The frequency of the sound waves is 20 kHz . If the speed of the sound in is \( 1500 \mathrm{~m} \cdot \mathrm{~s}^{-1} \), calculate the wavelength of the sound waves in water.

To calculate the wavelength of sound waves, you can use the formula: \[ \text{Wavelength} (\lambda) = \frac{\text{Speed of Sound} (v)}{\text{Frequency} (f)} \] Given that the speed of sound in water is \(1500 \, \text{m/s}\) and the frequency is \(20 \, \text{kHz} = 20,000 \, \text{Hz}\), you can substitute these values into the formula: \[ \lambda = \frac{1500 \, \text{m/s}}{20000 \, \text{Hz}} = 0.075 \, \text{m} = 7.5 \, \text{cm} \] So, the wavelength of the sound waves in water is \(7.5 \, \text{cm}\). --- Did you know that sound travels faster in water than in air? This is because water is denser than air, allowing sound waves to transmit more quickly.
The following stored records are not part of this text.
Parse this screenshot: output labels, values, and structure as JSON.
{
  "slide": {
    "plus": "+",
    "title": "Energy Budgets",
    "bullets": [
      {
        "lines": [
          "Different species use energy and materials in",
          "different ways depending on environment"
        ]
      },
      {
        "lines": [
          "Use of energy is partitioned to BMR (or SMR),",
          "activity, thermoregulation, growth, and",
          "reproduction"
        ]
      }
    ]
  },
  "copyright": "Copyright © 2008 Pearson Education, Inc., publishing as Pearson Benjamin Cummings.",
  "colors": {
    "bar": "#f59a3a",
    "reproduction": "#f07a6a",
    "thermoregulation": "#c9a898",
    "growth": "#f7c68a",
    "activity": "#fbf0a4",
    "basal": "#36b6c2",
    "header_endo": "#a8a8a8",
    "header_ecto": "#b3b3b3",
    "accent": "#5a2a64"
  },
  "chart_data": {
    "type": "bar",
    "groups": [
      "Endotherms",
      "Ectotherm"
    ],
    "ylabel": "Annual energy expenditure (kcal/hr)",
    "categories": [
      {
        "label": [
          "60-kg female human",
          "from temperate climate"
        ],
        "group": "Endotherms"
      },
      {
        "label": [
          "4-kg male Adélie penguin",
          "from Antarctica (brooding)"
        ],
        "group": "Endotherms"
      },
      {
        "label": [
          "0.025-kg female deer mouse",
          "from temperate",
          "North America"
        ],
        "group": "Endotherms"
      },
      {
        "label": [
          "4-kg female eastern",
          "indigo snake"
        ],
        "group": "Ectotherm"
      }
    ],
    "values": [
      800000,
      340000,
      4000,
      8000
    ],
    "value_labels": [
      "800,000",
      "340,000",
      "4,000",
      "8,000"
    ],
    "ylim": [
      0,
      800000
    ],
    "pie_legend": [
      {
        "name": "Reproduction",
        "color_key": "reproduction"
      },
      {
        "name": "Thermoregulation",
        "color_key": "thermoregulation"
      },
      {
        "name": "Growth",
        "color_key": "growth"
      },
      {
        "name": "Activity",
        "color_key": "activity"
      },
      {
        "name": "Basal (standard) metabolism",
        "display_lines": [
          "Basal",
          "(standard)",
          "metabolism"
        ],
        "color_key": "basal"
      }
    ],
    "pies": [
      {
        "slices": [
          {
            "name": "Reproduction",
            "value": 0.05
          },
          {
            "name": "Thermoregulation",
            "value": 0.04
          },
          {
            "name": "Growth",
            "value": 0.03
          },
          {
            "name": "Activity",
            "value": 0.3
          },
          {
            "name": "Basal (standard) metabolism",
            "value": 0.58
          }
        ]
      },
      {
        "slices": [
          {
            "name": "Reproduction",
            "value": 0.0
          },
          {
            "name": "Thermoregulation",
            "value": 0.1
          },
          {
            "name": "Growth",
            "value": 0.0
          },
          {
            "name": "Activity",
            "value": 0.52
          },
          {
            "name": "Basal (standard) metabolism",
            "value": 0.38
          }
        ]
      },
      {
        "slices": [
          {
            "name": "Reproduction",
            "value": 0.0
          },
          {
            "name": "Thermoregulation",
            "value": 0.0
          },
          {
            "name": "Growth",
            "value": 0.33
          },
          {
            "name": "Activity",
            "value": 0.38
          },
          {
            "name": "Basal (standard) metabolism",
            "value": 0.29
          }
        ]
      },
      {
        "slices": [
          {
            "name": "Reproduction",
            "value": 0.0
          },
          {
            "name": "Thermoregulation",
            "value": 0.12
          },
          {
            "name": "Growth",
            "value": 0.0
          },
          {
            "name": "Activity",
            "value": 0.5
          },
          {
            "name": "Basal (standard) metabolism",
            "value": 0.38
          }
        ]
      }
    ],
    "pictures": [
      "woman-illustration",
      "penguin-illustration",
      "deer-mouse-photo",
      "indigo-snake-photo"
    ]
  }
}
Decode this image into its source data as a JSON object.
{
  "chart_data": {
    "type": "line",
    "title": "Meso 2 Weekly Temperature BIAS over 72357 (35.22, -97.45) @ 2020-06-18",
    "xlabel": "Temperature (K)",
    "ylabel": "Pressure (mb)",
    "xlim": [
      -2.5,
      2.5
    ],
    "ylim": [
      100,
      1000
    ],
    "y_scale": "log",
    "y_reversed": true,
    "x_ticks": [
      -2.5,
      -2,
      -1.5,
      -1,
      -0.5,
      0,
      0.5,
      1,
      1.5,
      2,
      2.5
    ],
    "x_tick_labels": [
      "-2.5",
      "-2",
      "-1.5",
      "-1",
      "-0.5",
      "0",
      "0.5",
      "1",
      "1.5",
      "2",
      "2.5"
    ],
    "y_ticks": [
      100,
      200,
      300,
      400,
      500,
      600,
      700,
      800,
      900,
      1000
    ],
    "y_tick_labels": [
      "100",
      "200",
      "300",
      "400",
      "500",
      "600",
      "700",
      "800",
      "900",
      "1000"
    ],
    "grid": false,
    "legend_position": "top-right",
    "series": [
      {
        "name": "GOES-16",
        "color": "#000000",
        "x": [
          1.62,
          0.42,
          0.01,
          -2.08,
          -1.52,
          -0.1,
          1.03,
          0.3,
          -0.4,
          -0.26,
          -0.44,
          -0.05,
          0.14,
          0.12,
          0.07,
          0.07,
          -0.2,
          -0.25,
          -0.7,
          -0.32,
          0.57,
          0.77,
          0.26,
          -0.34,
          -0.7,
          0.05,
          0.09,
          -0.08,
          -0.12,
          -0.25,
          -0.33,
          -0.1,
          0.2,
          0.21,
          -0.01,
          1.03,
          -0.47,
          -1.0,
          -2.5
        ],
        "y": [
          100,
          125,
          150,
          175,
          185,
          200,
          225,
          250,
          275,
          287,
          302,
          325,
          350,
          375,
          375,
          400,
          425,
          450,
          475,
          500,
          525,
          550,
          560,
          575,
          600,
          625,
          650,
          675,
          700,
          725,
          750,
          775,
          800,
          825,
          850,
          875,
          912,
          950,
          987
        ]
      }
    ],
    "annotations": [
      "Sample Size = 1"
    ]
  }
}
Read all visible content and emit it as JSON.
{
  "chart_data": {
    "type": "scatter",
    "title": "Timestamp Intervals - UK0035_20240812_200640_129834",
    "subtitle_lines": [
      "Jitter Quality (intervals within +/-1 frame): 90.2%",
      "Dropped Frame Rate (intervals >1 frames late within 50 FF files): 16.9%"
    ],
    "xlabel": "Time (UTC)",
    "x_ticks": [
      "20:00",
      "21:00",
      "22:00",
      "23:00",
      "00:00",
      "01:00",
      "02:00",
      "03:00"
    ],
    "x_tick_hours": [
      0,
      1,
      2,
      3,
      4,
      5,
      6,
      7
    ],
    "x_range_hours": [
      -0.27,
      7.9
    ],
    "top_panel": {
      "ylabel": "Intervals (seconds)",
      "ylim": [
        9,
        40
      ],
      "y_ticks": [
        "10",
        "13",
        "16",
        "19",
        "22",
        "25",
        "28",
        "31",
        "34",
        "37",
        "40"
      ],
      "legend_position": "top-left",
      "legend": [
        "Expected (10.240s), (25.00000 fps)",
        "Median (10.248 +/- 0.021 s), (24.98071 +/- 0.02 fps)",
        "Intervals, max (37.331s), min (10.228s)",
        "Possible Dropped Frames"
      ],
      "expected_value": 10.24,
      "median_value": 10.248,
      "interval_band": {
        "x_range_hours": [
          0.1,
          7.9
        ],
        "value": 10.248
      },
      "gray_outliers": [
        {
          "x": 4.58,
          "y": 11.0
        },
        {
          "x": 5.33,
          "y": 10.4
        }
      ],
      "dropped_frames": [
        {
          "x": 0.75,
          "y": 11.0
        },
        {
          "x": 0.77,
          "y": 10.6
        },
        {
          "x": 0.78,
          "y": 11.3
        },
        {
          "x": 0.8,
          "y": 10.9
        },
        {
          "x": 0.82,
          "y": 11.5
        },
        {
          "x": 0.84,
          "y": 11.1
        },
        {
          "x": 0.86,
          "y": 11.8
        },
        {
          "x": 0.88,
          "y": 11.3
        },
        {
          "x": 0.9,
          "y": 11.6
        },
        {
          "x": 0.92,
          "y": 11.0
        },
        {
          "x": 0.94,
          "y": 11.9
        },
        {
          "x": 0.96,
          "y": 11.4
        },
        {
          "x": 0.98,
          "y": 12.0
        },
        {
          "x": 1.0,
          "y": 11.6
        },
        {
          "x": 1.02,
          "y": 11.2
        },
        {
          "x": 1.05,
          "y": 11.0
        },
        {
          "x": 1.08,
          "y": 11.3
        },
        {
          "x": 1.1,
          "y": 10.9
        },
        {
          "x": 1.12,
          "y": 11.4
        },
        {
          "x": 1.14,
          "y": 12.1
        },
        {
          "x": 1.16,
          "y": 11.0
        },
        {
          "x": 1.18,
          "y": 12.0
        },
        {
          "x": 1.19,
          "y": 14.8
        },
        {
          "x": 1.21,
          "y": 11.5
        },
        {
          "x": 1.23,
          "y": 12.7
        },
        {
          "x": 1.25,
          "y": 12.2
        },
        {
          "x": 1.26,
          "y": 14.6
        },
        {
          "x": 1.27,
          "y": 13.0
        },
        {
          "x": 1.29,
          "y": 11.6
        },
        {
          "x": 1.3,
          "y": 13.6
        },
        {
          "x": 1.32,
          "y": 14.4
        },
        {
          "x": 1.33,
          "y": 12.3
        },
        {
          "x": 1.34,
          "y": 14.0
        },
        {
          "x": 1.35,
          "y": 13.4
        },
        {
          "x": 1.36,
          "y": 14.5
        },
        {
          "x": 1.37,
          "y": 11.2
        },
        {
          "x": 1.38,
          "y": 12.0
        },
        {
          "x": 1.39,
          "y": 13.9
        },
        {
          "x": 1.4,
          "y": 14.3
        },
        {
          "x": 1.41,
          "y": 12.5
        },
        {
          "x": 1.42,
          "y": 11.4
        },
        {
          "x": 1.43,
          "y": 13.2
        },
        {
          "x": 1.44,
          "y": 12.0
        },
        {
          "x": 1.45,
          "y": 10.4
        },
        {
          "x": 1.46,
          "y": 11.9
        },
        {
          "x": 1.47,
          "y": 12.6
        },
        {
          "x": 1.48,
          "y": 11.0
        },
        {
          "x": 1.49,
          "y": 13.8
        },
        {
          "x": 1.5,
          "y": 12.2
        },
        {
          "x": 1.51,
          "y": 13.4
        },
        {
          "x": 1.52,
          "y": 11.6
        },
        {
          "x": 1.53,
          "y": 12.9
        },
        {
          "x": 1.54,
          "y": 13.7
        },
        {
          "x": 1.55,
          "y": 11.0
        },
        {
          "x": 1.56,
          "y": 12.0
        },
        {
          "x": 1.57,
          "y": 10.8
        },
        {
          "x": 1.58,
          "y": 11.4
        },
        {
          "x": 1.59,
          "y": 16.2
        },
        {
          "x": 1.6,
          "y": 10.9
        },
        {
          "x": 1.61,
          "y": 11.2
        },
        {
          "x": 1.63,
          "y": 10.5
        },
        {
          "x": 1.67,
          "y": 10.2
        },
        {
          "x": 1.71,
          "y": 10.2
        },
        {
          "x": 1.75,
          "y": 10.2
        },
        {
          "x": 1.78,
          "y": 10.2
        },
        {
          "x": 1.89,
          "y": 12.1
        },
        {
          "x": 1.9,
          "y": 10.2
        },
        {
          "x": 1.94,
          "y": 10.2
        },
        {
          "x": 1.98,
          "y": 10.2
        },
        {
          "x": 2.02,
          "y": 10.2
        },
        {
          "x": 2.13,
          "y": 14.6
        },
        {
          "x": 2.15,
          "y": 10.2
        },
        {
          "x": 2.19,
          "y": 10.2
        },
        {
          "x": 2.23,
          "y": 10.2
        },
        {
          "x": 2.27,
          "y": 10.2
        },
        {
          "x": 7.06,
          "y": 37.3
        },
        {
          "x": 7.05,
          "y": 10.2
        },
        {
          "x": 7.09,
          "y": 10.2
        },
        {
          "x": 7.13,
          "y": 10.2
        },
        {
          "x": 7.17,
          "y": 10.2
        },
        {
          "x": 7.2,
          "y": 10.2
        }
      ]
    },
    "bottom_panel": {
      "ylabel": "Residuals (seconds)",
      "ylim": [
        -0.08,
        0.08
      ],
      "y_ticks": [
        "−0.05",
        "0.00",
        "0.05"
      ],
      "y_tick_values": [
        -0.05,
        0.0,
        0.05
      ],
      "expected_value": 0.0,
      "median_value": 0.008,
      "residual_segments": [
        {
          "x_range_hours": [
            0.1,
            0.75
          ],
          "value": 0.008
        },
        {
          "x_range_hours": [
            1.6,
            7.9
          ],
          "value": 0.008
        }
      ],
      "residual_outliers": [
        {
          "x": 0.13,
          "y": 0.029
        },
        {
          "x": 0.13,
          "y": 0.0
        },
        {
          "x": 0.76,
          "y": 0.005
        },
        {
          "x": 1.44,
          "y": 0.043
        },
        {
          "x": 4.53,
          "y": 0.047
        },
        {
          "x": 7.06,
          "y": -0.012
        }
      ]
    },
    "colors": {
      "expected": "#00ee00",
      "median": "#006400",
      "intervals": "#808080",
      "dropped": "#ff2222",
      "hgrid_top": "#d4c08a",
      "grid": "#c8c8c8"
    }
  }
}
In fact, the speed of sound in air is about \(343 \, \text{m/s}\). So when you're underwater, those little "thuds" can travel much faster! Additionally, this concept isn’t just academic! Understanding sound wavelengths is crucial in various fields, like underwater communication and sonar technology. Submarines utilize these principles to navigate and detect objects, making waves of scientific advancement in marine exploration!